Michael’s head went down. “Oh,” was all he could say.

There was a long silence while Michael struggled to decide whether to be angry at the NRA’s deceit or impressed by its ingenuity. Since he and the rest of
Widowmaker
’s crew had survived—how he had no idea; the Hammers had a relaxed attitude to safety, and their truckbot engineering was a good fifty years behind the Fed’s—he picked the latter.

“I think I get it now,” he said at last. “Perdan is seeded with the nasty little fuckers, especially around the airport. Meanwhile, convinced that the NRA will fight to the death, the Hammers scrape together all the troops and armor they can lay their hands on. Just before they attack, the NRA sneaks away, leaving behind some brave sucker to fire the ADWs. The Hammers discover Perdan is theirs, walk in, put landers down after their combat engineers have made sure the city isn’t littered with claymores—nobody would think to worry about old mortar boxes—and then, while they are all standing around scratching their nuts, wondering what the hell the NRA was playing
at … bingo. Up go the ADWs, taking with them the best part of the Perdan relief force.”

“There you are,” Anna said. “I keep telling everyone you’re not as dumb as you look!”

“You are a heartless bitch, Lieutenant Anna Helfort.”

“Respect, flyboy, respect. Trooper Anna Cheung Helfort, please.”

“Sorry,” Michael said.

“Come on, help me up here. Once I’ve checked in with the medics, I need to get back. Don’t want my section leader thinking I’m loafing.”
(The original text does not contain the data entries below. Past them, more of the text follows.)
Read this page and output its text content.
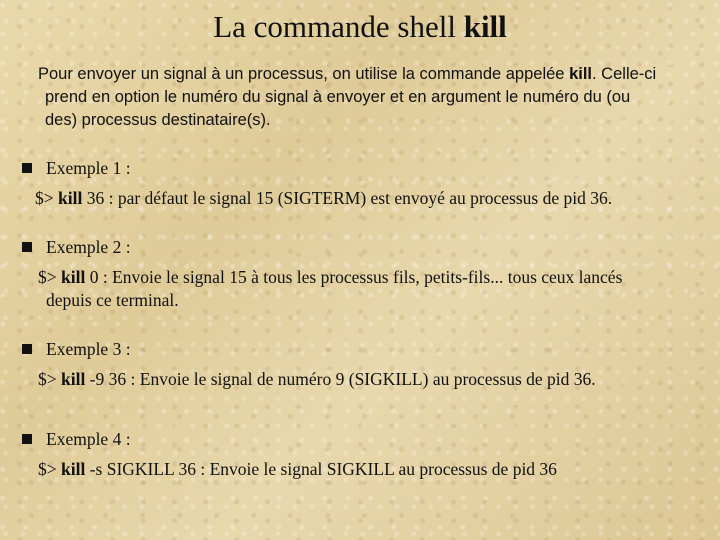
La commande shell kill
Pour envoyer un signal à un processus, on utilise la commande appelée kill. Celle-ci
prend en option le numéro du signal à envoyer et en argument le numéro du (ou
des) processus destinataire(s).
Exemple 1 :
$> kill 36 : par défaut le signal 15 (SIGTERM) est envoyé au processus de pid 36.
Exemple 2 :
$> kill 0 : Envoie le signal 15 à tous les processus fils, petits-fils... tous ceux lancés
depuis ce terminal.
Exemple 3 :
$> kill -9 36 : Envoie le signal de numéro 9 (SIGKILL) au processus de pid 36.
Exemple 4 :
$> kill -s SIGKILL 36 : Envoie le signal SIGKILL au processus de pid 36
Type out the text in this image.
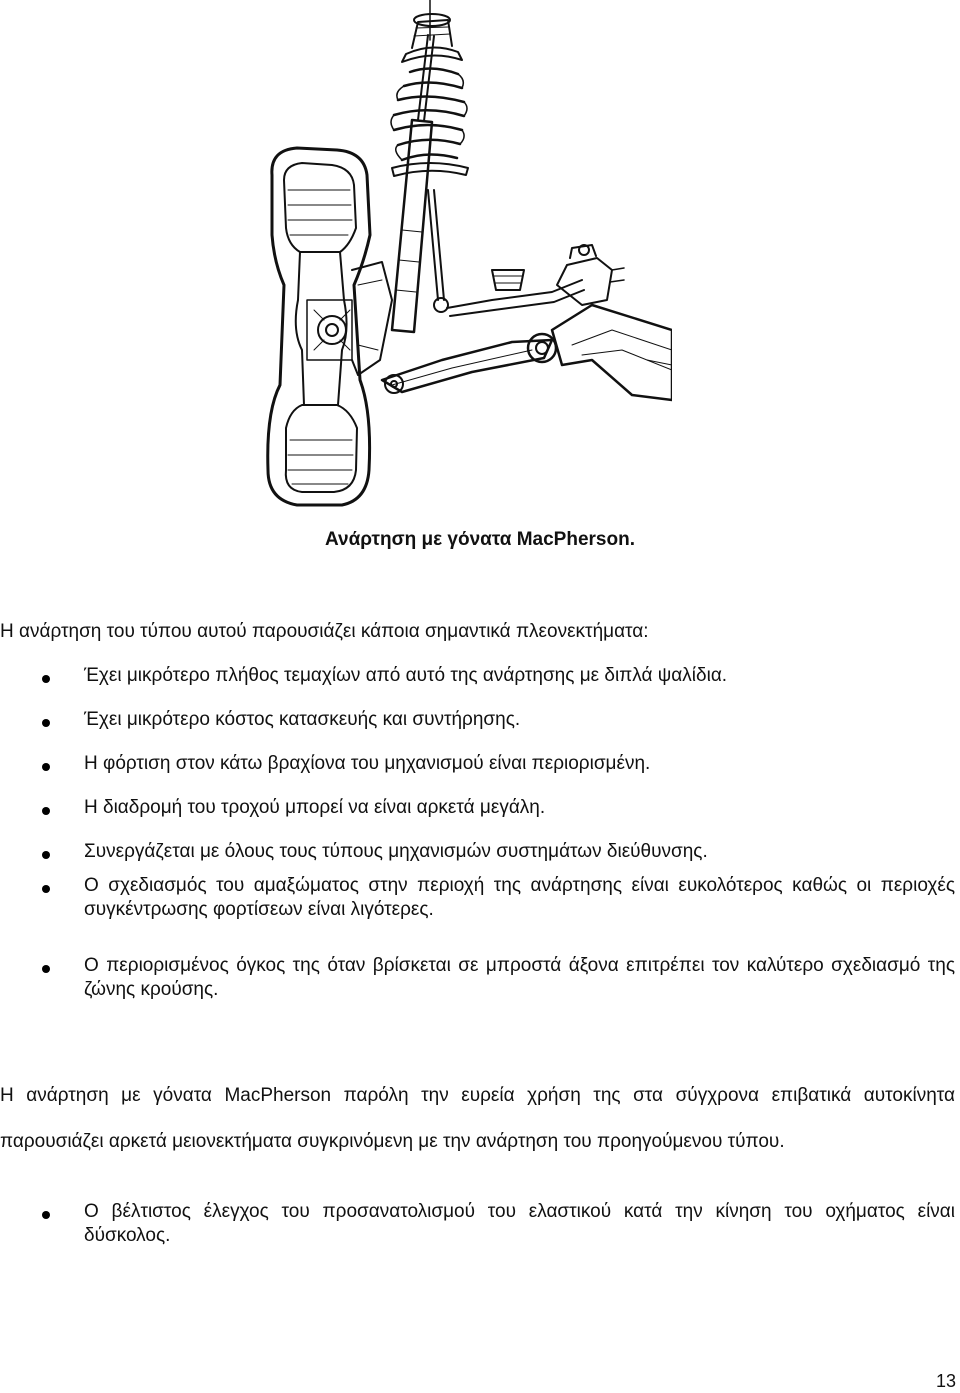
Ανάρτηση με γόνατα MacPherson.

Η ανάρτηση του τύπου αυτού παρουσιάζει κάποια σημαντικά πλεονεκτήματα:

Έχει μικρότερο πλήθος τεμαχίων από αυτό της ανάρτησης με διπλά ψαλίδια.
Έχει μικρότερο κόστος κατασκευής και συντήρησης.
Η φόρτιση στον κάτω βραχίονα του μηχανισμού είναι περιορισμένη.
Η διαδρομή του τροχού μπορεί να είναι αρκετά μεγάλη.
Συνεργάζεται με όλους τους τύπους μηχανισμών συστημάτων διεύθυνσης.
Ο σχεδιασμός του αμαξώματος στην περιοχή της ανάρτησης είναι ευκολότερος καθώς οι περιοχές συγκέντρωσης φορτίσεων είναι λιγότερες.
Ο περιορισμένος όγκος της όταν βρίσκεται σε μπροστά άξονα επιτρέπει τον καλύτερο σχεδιασμό της ζώνης κρούσης.

Η ανάρτηση με γόνατα MacPherson παρόλη την ευρεία χρήση της στα σύγχρονα επιβατικά αυτοκίνητα παρουσιάζει αρκετά μειονεκτήματα συγκρινόμενη με την ανάρτηση του προηγούμενου τύπου.

Ο βέλτιστος έλεγχος του προσανατολισμού του ελαστικού κατά την κίνηση του οχήματος είναι δύσκολος.
13
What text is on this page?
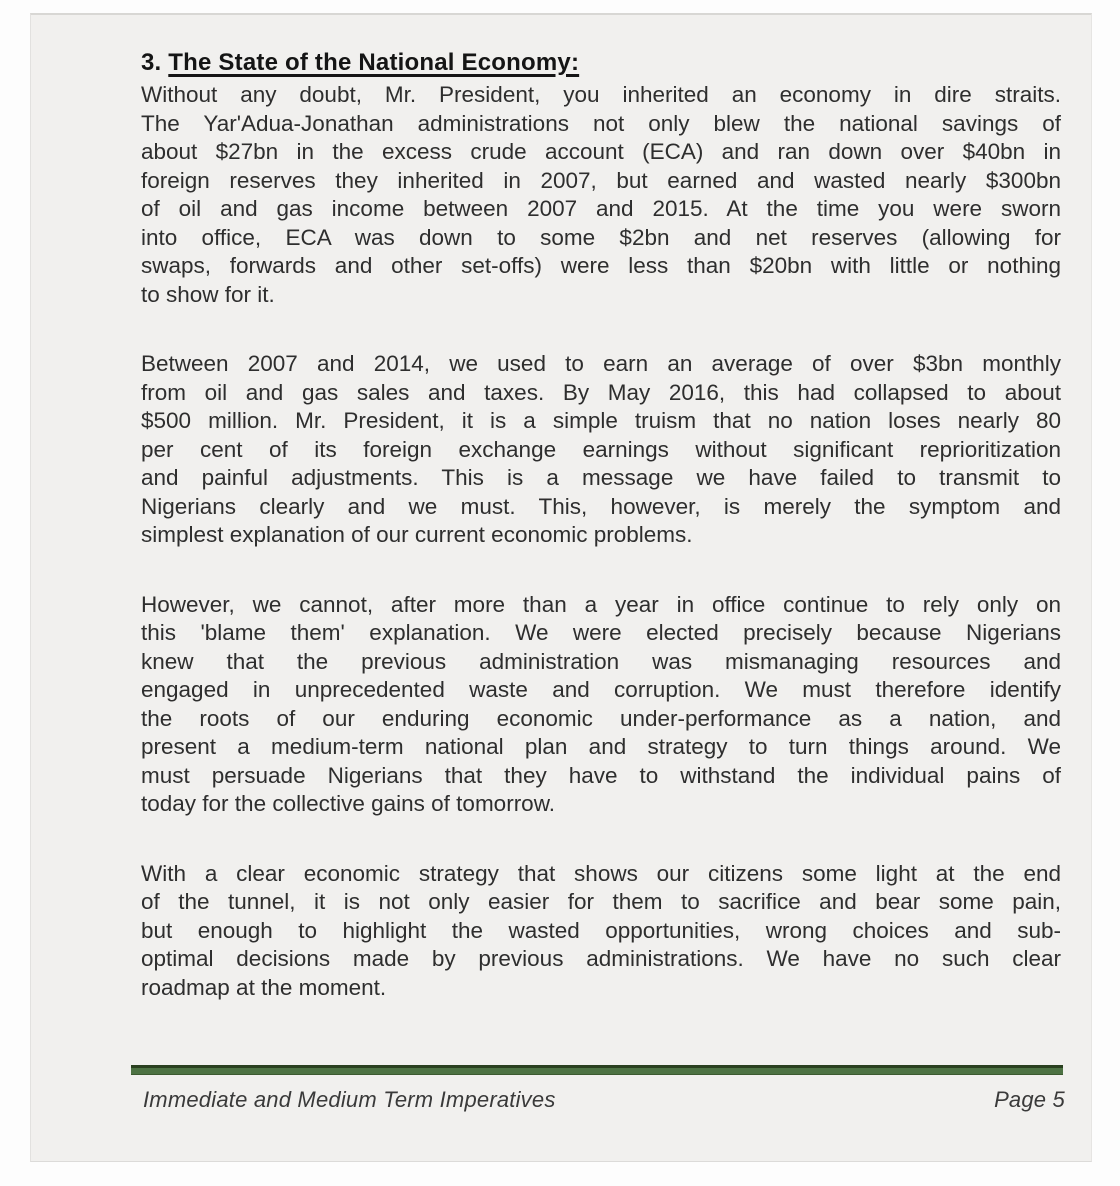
3. The State of the National Economy:
Without any doubt, Mr. President, you inherited an economy in dire straits.
The Yar'Adua-Jonathan administrations not only blew the national savings of
about $27bn in the excess crude account (ECA) and ran down over $40bn in
foreign reserves they inherited in 2007, but earned and wasted nearly $300bn
of oil and gas income between 2007 and 2015. At the time you were sworn
into office, ECA was down to some $2bn and net reserves (allowing for
swaps, forwards and other set-offs) were less than $20bn with little or nothing
to show for it.
Between 2007 and 2014, we used to earn an average of over $3bn monthly
from oil and gas sales and taxes. By May 2016, this had collapsed to about
$500 million. Mr. President, it is a simple truism that no nation loses nearly 80
per cent of its foreign exchange earnings without significant reprioritization
and painful adjustments. This is a message we have failed to transmit to
Nigerians clearly and we must. This, however, is merely the symptom and
simplest explanation of our current economic problems.
However, we cannot, after more than a year in office continue to rely only on
this 'blame them' explanation. We were elected precisely because Nigerians
knew that the previous administration was mismanaging resources and
engaged in unprecedented waste and corruption. We must therefore identify
the roots of our enduring economic under-performance as a nation, and
present a medium-term national plan and strategy to turn things around. We
must persuade Nigerians that they have to withstand the individual pains of
today for the collective gains of tomorrow.
With a clear economic strategy that shows our citizens some light at the end
of the tunnel, it is not only easier for them to sacrifice and bear some pain,
but enough to highlight the wasted opportunities, wrong choices and sub-
optimal decisions made by previous administrations. We have no such clear
roadmap at the moment.
Immediate and Medium Term Imperatives	Page 5
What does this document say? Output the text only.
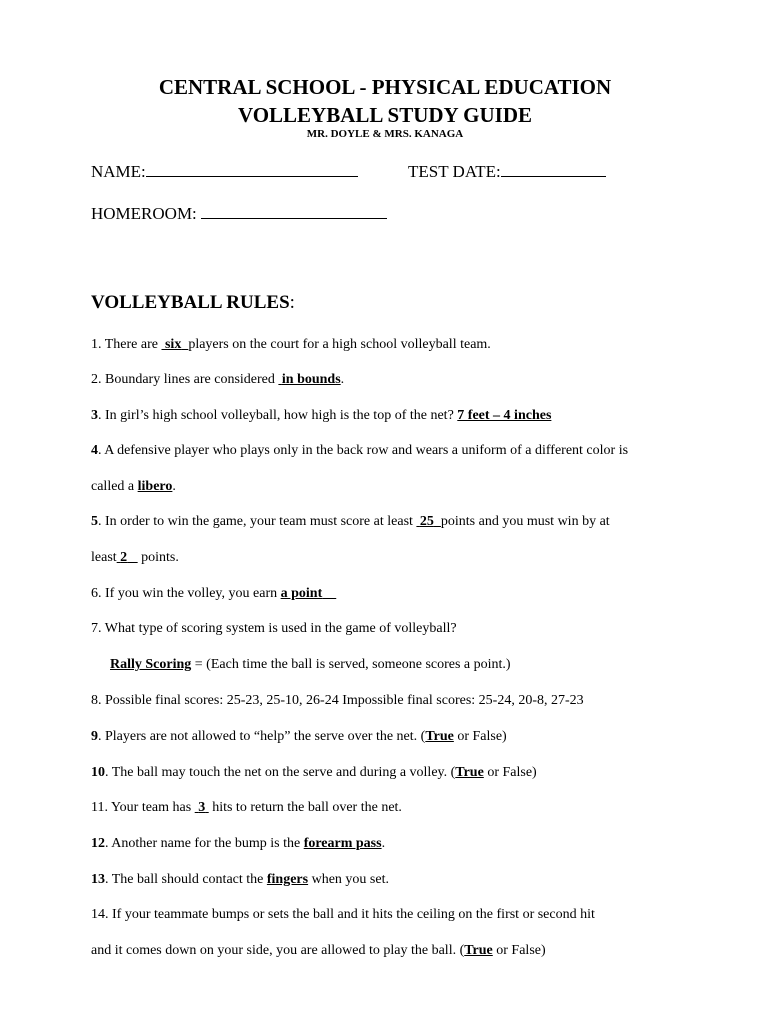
CENTRAL SCHOOL - PHYSICAL EDUCATION
VOLLEYBALL STUDY GUIDE
MR. DOYLE & MRS. KANAGA
NAME:	TEST DATE:
HOMEROOM:
VOLLEYBALL RULES:
1. There are  six players on the court for a high school volleyball team.
2. Boundary lines are considered  in bounds.
3. In girl’s high school volleyball, how high is the top of the net? 7 feet – 4 inches
4. A defensive player who plays only in the back row and wears a uniform of a different color is
called a libero.
5. In order to win the game, your team must score at least  25 points and you must win by at
least 2    points.
6. If you win the volley, you earn a point
7. What type of scoring system is used in the game of volleyball?
Rally Scoring = (Each time the ball is served, someone scores a point.)
8. Possible final scores: 25-23, 25-10, 26-24 Impossible final scores: 25-24, 20-8, 27-23
9. Players are not allowed to “help” the serve over the net. (True or False)
10. The ball may touch the net on the serve and during a volley. (True or False)
11. Your team has  3  hits to return the ball over the net.
12. Another name for the bump is the forearm pass.
13. The ball should contact the fingers when you set.
14. If your teammate bumps or sets the ball and it hits the ceiling on the first or second hit
and it comes down on your side, you are allowed to play the ball. (True or False)
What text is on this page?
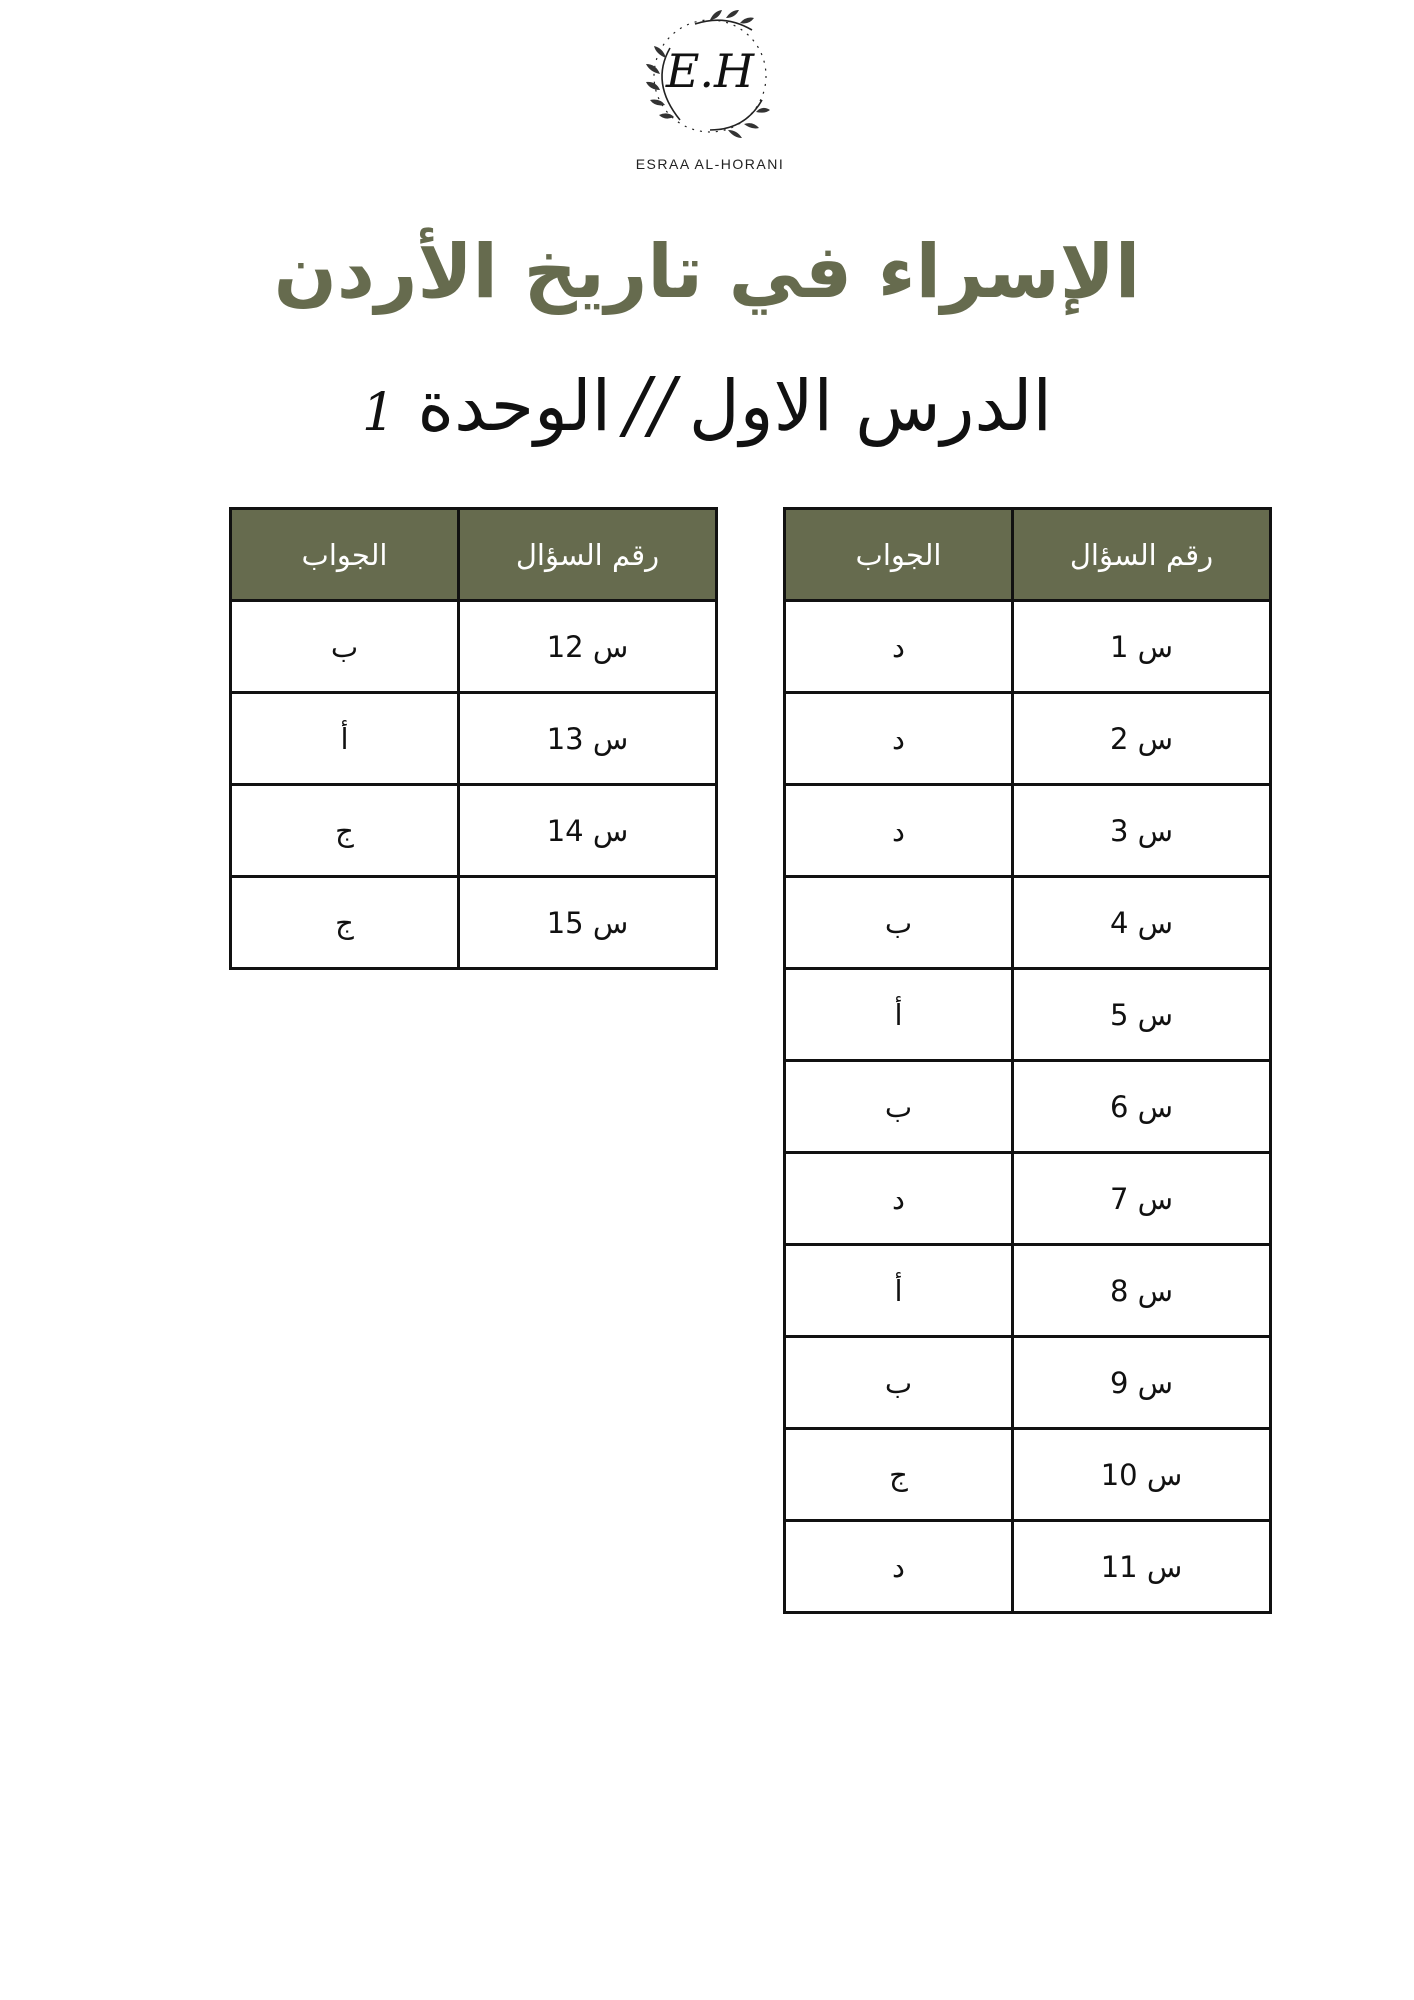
E.H
ESRAA AL-HORANI
الإسراء في تاريخ الأردن
الدرس الاول//الوحدة 1
رقم السؤال	الجواب
س 1	د
س 2	د
س 3	د
س 4	ب
س 5	أ
س 6	ب
س 7	د
س 8	أ
س 9	ب
س 10	ج
س 11	د
رقم السؤال	الجواب
س 12	ب
س 13	أ
س 14	ج
س 15	ج
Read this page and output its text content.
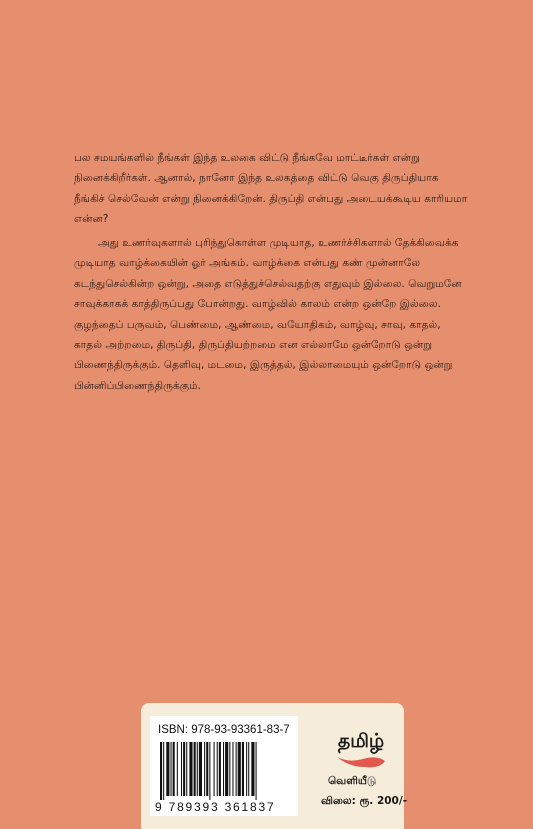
பல சமயங்களில் நீங்கள் இந்த உலகை விட்டு நீங்கவே மாட்டீர்கள் என்று நினைக்கிறீர்கள். ஆனால், நானோ இந்த உலகத்தை விட்டு வெகு திருப்தியாக நீங்கிச் செல்வேன் என்று நினைக்கிறேன். திருப்தி என்பது அடையக்கூடிய காரியமா என்ன?

அது உணர்வுகளால் புரிந்துகொள்ள முடியாத, உணர்ச்சிகளால் தேக்கிவைக்க முடியாத வாழ்க்கையின் ஓர் அங்கம். வாழ்க்கை என்பது கண் முன்னாலே கடந்துசெல்கின்ற ஒன்று, அதை எடுத்துச்செல்வதற்கு எதுவும் இல்லை. வெறுமனே சாவுக்காகக் காத்திருப்பது போன்றது. வாழ்வில் காலம் என்ற ஒன்றே இல்லை. குழந்தைப் பருவம், பெண்மை, ஆண்மை, வயோதிகம், வாழ்வு, சாவு, காதல், காதல் அற்றமை, திருப்தி, திருப்தியற்றமை என எல்லாமே ஒன்றோடு ஒன்று பிணைந்திருக்கும். தெளிவு, மடமை, இருத்தல், இல்லாமையும் ஒன்றோடு ஒன்று பின்னிப்பிணைந்திருக்கும்.

ISBN: 978-93-93361-83-7
9 789393 361837
தமிழ்
வெளியீடு
விலை: ரூ. 200/-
   Late that night, Michael lay alongside Anna, the pair of them curled under her chromaflage cape, incessant rain driving cold out of an overcast sky, fingers of water worming their way past his defenses to soak into his clothes. It was miserable, and Michael would not have swapped it for anything.

For the umpteenth time, he wondered about ENCOMM’s plan for Perdan. If the deception held, the NRA was going to hand the Hammers their bloodiest defeat ever. It was a breath-takingly ambitious plan, and Michael prayed with every fiber of his body that it worked.